• suffrage •
Part of Speech: Noun
Meaning: 1. The right to vote. 2. A vote cast in deciding an issue. 3. A short, intercessory prayer on behalf of souls departed.
Notes: This word entered English in the 14th century meaning "a short prayer of intercession", but by the 16th century it was used to refer to voting in the British parliament. The adjective is suffragial, but the more interesting term is suffragette, the name given to women at the beginning of the 20th century who demonstrated for the woman's right to vote, for women's suffrage, which women in the US suffered without until 1920.
In Play: Although the word was more closely associated with the right of women to vote in the last century, it refers to anyone's right to vote, "We would probably elect a better government if we extended suffrage to elementary school children." But don't forget that it also refers to a prayer on behalf of a soul to be promoted to a higher office, "Let's all offer suffrages for Larry to be promoted to some position far from this office."
Word History: Suffrage goes back to Latin suffragare "to vote". The root of this word comes from the same source as English break.
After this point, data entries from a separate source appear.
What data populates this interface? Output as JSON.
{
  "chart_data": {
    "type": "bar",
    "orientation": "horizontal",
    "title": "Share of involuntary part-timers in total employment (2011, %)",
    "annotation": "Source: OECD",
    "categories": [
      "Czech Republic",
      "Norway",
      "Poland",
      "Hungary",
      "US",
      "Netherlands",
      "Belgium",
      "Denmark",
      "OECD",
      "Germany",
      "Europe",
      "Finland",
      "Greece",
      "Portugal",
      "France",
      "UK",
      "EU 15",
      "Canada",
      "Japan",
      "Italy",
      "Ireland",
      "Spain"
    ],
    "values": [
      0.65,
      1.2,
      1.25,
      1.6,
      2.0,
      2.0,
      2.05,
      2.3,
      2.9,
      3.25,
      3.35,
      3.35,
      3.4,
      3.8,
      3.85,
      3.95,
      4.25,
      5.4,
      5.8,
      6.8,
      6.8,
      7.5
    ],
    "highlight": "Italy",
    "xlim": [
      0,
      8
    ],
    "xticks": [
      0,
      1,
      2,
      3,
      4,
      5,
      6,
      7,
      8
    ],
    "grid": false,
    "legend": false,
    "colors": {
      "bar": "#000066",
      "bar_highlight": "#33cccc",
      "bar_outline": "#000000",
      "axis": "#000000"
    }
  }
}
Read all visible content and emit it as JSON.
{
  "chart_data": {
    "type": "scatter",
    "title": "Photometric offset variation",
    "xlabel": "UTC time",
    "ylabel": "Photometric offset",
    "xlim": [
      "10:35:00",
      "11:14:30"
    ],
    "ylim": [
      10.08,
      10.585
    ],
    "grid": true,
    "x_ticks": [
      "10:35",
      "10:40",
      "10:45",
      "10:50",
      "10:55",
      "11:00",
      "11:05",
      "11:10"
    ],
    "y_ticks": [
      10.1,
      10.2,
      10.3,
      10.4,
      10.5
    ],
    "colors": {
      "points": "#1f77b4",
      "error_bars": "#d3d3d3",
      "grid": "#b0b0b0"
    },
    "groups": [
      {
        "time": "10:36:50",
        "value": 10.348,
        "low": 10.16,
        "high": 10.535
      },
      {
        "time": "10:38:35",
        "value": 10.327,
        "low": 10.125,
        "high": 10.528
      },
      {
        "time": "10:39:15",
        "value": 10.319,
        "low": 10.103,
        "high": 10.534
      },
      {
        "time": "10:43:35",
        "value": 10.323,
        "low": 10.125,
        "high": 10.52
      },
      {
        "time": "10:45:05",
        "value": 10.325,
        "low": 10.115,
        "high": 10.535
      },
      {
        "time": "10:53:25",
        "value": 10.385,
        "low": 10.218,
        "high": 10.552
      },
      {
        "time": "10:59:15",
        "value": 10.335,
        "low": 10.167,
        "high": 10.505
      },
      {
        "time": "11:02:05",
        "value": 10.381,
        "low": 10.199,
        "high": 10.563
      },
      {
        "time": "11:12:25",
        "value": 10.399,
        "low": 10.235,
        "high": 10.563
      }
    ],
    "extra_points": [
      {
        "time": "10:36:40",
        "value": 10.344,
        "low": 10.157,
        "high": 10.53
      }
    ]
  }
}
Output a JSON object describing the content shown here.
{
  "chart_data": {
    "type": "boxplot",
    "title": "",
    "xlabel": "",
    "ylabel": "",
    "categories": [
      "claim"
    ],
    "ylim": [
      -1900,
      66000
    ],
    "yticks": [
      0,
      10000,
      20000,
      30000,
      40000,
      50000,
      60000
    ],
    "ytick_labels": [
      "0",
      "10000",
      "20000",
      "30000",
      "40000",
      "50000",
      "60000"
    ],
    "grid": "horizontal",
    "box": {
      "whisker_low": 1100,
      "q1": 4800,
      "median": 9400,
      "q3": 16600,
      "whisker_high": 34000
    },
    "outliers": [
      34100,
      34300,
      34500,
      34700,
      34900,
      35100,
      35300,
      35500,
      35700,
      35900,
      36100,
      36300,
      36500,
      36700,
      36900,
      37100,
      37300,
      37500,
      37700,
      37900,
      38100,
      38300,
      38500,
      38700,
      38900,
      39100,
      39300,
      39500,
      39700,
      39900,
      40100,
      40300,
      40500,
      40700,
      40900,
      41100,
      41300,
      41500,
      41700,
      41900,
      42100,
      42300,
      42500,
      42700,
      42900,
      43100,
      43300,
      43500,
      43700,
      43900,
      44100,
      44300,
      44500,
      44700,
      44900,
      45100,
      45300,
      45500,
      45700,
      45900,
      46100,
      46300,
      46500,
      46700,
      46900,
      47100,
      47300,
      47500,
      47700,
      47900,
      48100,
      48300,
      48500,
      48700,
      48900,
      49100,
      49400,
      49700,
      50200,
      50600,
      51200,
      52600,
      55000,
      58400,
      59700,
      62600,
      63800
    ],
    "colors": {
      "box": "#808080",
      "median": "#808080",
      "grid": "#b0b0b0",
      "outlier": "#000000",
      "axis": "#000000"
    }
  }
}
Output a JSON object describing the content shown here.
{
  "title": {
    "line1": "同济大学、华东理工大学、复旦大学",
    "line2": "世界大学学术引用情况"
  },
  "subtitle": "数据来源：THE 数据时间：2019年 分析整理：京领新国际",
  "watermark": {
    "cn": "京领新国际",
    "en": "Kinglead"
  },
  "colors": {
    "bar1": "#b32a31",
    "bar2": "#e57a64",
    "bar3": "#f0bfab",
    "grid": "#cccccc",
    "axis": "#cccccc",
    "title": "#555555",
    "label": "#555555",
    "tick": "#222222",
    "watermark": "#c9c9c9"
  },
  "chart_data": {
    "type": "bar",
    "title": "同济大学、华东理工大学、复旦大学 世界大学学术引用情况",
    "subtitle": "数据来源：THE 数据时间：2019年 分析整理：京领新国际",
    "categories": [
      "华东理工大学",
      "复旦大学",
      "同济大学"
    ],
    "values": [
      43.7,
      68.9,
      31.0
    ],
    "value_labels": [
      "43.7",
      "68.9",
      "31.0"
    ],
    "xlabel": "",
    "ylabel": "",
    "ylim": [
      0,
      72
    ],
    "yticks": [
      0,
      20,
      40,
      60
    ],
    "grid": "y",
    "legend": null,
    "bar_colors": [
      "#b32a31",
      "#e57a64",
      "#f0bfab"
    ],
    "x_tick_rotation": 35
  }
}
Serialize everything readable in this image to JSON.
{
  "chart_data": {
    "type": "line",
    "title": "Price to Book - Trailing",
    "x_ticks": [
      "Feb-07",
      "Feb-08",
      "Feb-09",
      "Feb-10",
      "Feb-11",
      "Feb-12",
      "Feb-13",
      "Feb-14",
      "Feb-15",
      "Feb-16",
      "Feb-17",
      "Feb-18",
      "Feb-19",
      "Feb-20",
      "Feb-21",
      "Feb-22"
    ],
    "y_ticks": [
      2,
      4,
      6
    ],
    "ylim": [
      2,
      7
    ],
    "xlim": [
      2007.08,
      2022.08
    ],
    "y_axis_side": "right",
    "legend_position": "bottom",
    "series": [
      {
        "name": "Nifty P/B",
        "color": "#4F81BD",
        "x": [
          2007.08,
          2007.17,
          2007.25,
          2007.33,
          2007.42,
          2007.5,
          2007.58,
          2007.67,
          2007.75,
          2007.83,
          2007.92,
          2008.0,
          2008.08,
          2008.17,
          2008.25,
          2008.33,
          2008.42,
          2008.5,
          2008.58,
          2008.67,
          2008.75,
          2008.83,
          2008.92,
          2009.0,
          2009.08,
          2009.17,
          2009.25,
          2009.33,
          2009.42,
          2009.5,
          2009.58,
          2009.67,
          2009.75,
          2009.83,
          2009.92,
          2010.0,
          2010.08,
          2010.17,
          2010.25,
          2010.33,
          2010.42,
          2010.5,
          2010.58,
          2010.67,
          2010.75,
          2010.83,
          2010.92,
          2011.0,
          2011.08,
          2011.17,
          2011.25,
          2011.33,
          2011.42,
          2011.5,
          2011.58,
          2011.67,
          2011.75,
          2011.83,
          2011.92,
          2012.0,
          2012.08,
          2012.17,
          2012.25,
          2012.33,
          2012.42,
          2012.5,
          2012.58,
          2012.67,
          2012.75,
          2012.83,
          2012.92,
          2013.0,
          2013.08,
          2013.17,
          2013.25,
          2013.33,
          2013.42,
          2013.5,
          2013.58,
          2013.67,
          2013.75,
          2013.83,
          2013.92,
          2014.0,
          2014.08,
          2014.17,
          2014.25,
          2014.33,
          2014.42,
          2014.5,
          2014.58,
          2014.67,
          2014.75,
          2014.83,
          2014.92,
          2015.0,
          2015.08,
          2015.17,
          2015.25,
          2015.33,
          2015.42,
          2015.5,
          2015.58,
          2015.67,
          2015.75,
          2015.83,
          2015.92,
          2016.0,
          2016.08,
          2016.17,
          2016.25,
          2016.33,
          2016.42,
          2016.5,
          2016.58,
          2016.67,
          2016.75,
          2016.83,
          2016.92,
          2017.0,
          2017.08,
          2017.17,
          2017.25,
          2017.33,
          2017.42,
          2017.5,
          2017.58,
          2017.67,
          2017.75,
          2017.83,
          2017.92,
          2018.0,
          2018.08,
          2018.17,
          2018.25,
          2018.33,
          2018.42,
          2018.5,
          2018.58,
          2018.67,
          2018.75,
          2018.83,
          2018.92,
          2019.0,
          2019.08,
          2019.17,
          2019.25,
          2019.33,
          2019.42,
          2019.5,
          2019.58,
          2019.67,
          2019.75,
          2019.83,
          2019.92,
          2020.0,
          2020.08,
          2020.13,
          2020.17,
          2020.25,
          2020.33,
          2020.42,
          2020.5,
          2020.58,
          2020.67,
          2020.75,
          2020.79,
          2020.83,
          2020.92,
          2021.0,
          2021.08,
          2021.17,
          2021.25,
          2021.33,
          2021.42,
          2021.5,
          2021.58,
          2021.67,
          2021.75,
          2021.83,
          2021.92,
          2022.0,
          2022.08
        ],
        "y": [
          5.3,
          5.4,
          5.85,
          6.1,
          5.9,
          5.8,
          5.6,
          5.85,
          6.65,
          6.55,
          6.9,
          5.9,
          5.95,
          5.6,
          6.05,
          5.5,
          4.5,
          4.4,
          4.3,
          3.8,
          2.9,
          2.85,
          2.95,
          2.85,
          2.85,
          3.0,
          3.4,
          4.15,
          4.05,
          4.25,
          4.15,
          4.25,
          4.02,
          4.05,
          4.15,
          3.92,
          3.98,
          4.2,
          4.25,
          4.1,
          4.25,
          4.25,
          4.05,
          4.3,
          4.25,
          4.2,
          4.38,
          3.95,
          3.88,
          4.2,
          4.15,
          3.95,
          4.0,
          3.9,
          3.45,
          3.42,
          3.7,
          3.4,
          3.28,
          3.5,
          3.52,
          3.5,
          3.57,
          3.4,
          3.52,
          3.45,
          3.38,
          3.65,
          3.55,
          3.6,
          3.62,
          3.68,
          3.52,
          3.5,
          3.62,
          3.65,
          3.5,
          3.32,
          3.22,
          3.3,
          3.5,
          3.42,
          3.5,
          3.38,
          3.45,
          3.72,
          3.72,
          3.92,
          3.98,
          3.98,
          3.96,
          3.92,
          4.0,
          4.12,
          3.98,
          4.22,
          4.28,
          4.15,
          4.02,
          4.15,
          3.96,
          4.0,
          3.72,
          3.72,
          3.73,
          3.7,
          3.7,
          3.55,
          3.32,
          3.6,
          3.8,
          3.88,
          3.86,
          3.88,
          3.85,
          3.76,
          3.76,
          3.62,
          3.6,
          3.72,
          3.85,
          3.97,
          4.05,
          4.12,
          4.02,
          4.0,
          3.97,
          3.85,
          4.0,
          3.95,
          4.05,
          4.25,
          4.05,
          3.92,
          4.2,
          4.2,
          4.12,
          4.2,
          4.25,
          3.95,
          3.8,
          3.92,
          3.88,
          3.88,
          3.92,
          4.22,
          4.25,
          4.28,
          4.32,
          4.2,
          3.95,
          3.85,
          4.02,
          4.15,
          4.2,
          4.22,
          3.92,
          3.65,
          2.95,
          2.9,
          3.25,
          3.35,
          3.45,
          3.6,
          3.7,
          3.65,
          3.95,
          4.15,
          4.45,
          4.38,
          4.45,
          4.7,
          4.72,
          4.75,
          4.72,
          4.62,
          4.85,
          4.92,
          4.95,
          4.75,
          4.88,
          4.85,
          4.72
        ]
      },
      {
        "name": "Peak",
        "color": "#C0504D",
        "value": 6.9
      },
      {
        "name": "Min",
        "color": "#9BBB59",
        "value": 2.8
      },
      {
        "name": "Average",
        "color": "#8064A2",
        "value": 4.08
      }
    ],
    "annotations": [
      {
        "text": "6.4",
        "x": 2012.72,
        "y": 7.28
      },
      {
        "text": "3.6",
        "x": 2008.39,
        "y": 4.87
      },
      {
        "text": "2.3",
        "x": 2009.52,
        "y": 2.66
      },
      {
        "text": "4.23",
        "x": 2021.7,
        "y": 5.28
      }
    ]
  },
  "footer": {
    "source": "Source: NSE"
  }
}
The English word break (= German brechen) comes from the Proto-Indo-European root, bhreg-. The initial [bh] became [b] in English and the [g] became [k], both by regular historical change. The [bh] in Latin, however, standing at the beginning of a word as it does here, became [f], so the Latin word for "break" is frangere, past participle fractus, the origin of our word fracture. With the prefix sub- "under" (the final [b] assimilating to the following [f]), this stem gave Latin suffragari "to vote." Why the connection between "break" and "vote"? The guess is that the early Romans used broken shards of pottery for casting votes. (We all owe a unanimous vote of gratitude to Ruth Baldwin for suggesting we look into the odd connotations of today's word.)